De esa excursión a la montaña es que regresé con los pies lastimados. Los dolores me duraron hasta por ahí de octubre. Y así, con pies punzantes y todo me lancé a Las Vegas, Londres, (¡por fin conocí Stonehenge!), Los Ángeles, también conocí la librería más increíble del universo (tampoco conozco muchas) en Portland y cuando creí que la temporada viajera estaba llegando a su final, recibí la noticia de que había sido seleccionada para ir a Seúl. Wow.

Nomás que a los dos días de llegar a Seúl, al salir de cenar, me caí de las escaleras y fin del viaje. Bueno, más bien el principio de otro viaje en el que me la he pasado contando bendiciones. (Después de claro, varios días de recriminarme haber arruinado el viaje de mis sueños por torpe y distraída).

Agradezco infinitamente, primero que todo, este trabajo y esa jefa que me consideraron para hacer ese viaje, esa empresa que sabe que trabaja con humanos y busca la forma más, mmm, ¿humana? De hacerlos trabajar. Todo este rollo para explicar la enorme bendición de poder viajar en business en los vuelos de más de 3 horas. Que ese mismo trabajo te de un seguro internacional de gastos médicos donde no solamente cubrieron el costo del tratamiento, sino que incluye la ayuda y asesoría para atenderte en un país donde no utilizan ni tu mismo alfabeto.

Gracias también a ese maravilloso trabajo que me permite trabajar en mi casa teniendo el pie cómodamente arriba y la flexibilidad para ir a mis citas médicas y fisioterapias. Que también cubre el seguro.
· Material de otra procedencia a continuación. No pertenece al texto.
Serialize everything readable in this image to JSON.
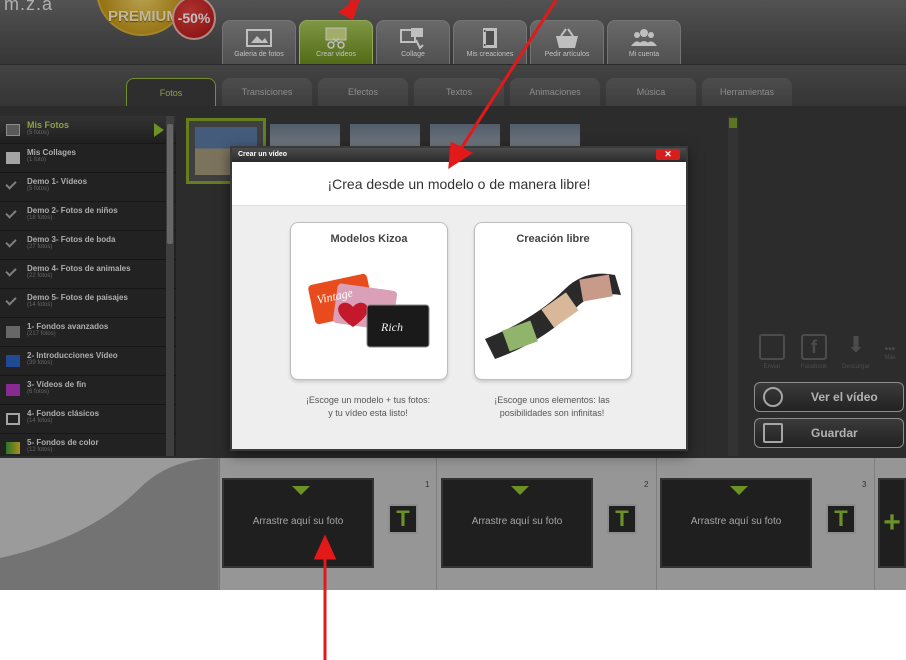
{
  "header": {
    "logo_fragment": "m.z.a",
    "premium_label": "PREMIUM",
    "discount_label": "-50%",
    "main_tabs": [
      {
        "label": "Galeria de fotos",
        "icon": "photo-gallery-icon"
      },
      {
        "label": "Crear videos",
        "icon": "film-scissors-icon"
      },
      {
        "label": "Collage",
        "icon": "collage-icon"
      },
      {
        "label": "Mis creaciones",
        "icon": "film-strip-icon"
      },
      {
        "label": "Pedir artículos",
        "icon": "basket-icon"
      },
      {
        "label": "Mi cuenta",
        "icon": "users-icon"
      }
    ],
    "active_main_tab": "Crear videos"
  },
  "sub_tabs": [
    "Fotos",
    "Transiciones",
    "Efectos",
    "Textos",
    "Animaciones",
    "Música",
    "Herramientas"
  ],
  "active_sub_tab": "Fotos",
  "sidebar": {
    "items": [
      {
        "title": "Mis Fotos",
        "count": "(5 fotos)"
      },
      {
        "title": "Mis Collages",
        "count": "(1 foto)"
      },
      {
        "title": "Demo 1- Vídeos",
        "count": "(5 fotos)"
      },
      {
        "title": "Demo 2- Fotos de niños",
        "count": "(18 fotos)"
      },
      {
        "title": "Demo 3- Fotos de boda",
        "count": "(27 fotos)"
      },
      {
        "title": "Demo 4- Fotos de animales",
        "count": "(22 fotos)"
      },
      {
        "title": "Demo 5- Fotos de paisajes",
        "count": "(14 fotos)"
      },
      {
        "title": "1- Fondos avanzados",
        "count": "(217 fotos)"
      },
      {
        "title": "2- Introducciones Vídeo",
        "count": "(39 fotos)"
      },
      {
        "title": "3- Vídeos de fin",
        "count": "(6 fotos)"
      },
      {
        "title": "4- Fondos clásicos",
        "count": "(14 fotos)"
      },
      {
        "title": "5- Fondos de color",
        "count": "(12 fotos)"
      }
    ]
  },
  "share": {
    "enviar": "Enviar",
    "facebook": "Facebook",
    "descargar": "Descargar",
    "mas": "Más"
  },
  "actions": {
    "ver_video": "Ver el vídeo",
    "guardar": "Guardar"
  },
  "timeline": {
    "slots": [
      {
        "num": "1",
        "label": "Arrastre aquí su foto"
      },
      {
        "num": "2",
        "label": "Arrastre aquí su foto"
      },
      {
        "num": "3",
        "label": "Arrastre aquí su foto"
      }
    ],
    "text_button": "T",
    "add_button": "+"
  },
  "modal": {
    "header": "Crear un vídeo",
    "close": "✕",
    "title": "¡Crea desde un modelo o de manera libre!",
    "option_left": {
      "title": "Modelos Kizoa",
      "desc_line1": "¡Escoge un modelo + tus fotos:",
      "desc_line2": "y tu vídeo esta listo!"
    },
    "option_right": {
      "title": "Creación libre",
      "desc_line1": "¡Escoge unos elementos: las",
      "desc_line2": "posibilidades son infinitas!"
    }
  },
  "colors": {
    "accent_green": "#8fc332",
    "annotation_red": "#e31919",
    "close_red": "#d71e1e"
  }
}
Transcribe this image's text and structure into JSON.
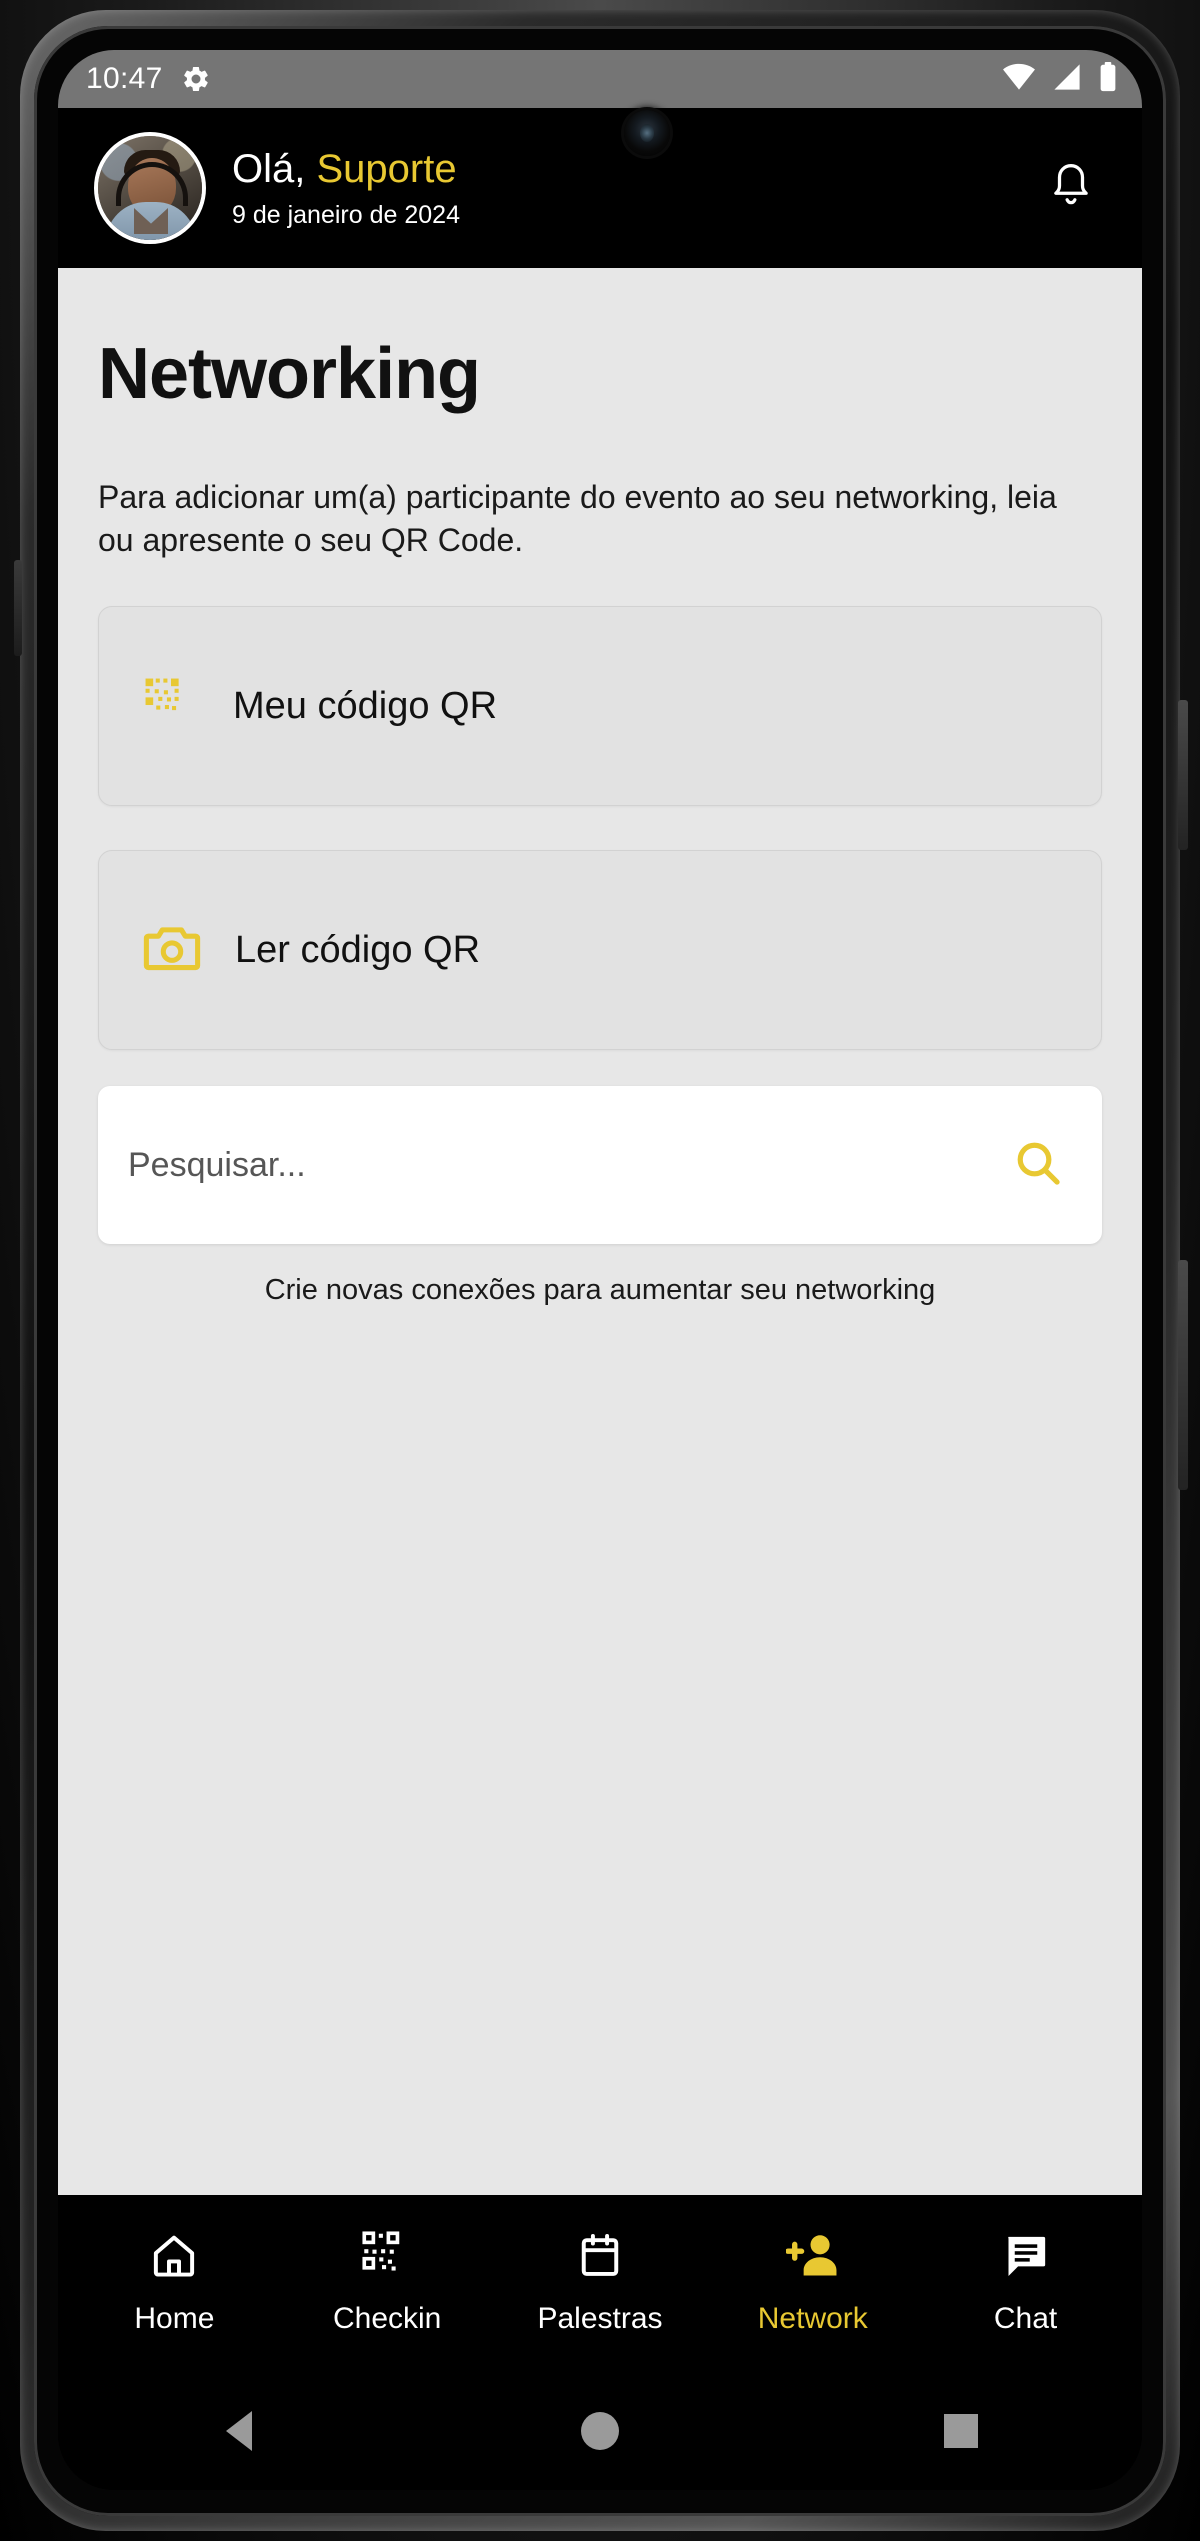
{
  "status_bar": {
    "time": "10:47",
    "icons": [
      "gear-icon",
      "wifi-icon",
      "cellular-signal-icon",
      "battery-icon"
    ]
  },
  "header": {
    "greeting_prefix": "Olá, ",
    "user_name": "Suporte",
    "date": "9 de janeiro de 2024",
    "avatar_alt": "user-avatar",
    "notification_icon": "bell-icon"
  },
  "main": {
    "page_title": "Networking",
    "description": "Para adicionar um(a) participante do evento ao seu networking, leia ou apresente o seu QR Code.",
    "actions": [
      {
        "icon": "qr-code-icon",
        "label": "Meu código QR"
      },
      {
        "icon": "camera-icon",
        "label": "Ler código QR"
      }
    ],
    "search": {
      "placeholder": "Pesquisar...",
      "value": "",
      "icon": "search-icon"
    },
    "hint": "Crie novas conexões para aumentar seu networking"
  },
  "bottom_nav": {
    "items": [
      {
        "label": "Home",
        "icon": "home-icon",
        "active": false
      },
      {
        "label": "Checkin",
        "icon": "qr-scan-icon",
        "active": false
      },
      {
        "label": "Palestras",
        "icon": "calendar-icon",
        "active": false
      },
      {
        "label": "Network",
        "icon": "add-person-icon",
        "active": true
      },
      {
        "label": "Chat",
        "icon": "chat-bubble-icon",
        "active": false
      }
    ]
  },
  "android_nav": {
    "back": "back-triangle-icon",
    "home": "home-circle-icon",
    "recents": "recents-square-icon"
  },
  "colors": {
    "accent": "#E8C832",
    "background": "#E7E7E7",
    "card": "#E2E2E2",
    "header": "#000000",
    "status_bar": "#757575"
  }
}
Espérense que sigo con las bendiciones.

A todos esos amigos y conocidos que me escribían con un “¿Cómo te ayudo?” Y que mi gran grito de ayuda era: ayúdenme a conseguir un ortopedista porque la que conozco está de viaje. Y me ayudaron y llegué con uno que además se especializa en deporte y puede ayudarme a que pueda volver a correr o a hacer caminatas sin que me dé lumbalgia. Gracias.

Gracias también a ese esposo mío y a la terapia que tomé, justo antes de caerme, donde trabajamos mi incapacidad para pedir ayuda. Hagan de cuenta que la vida dijo: “¿ah, ya entendiste? Bueno, ahí te va una prueba máxima. Dos semanas sin poder moverte como te gusta, a ver si así pones en práctica la pedida de ayuda”. Y pues no me quedó mucha opción. Desde pedir que me presten su brazo para apoyarme, que me rellenen la taza de café o que me llenen mi botella/quinqué de agua. O a guardar mi ropa, o a calentar mi comida o al poli a subirme mis uber eats, o a mis papás que me lleven a la fisioterapia. Y NADIE ME HA DICHO QUE NO.

Y la que más sufre pidiendo todo eso, soy yo. Pero también, así como el dolor de los tobillos va aminorando, también la vergüenza, culpa o malestar por aceptar que necesito ayuda y no hay nada de malo en pedirla, pero sobre todo, en recibirla. Porque al final la ayuda, es cariño y así como la abundancia, también me merezco ese cariño y la mejor forma de recibirlo es agradeciéndolo.

Así que, desde este su humilde blog, gracias, GRACIAS, GRACIAS infinitas a todos. Ustedes saben quienes son.

2024, no puedo esperar a ver qué te traes. No, en serio no puedo, Diamandina me debe una lectura de tarot.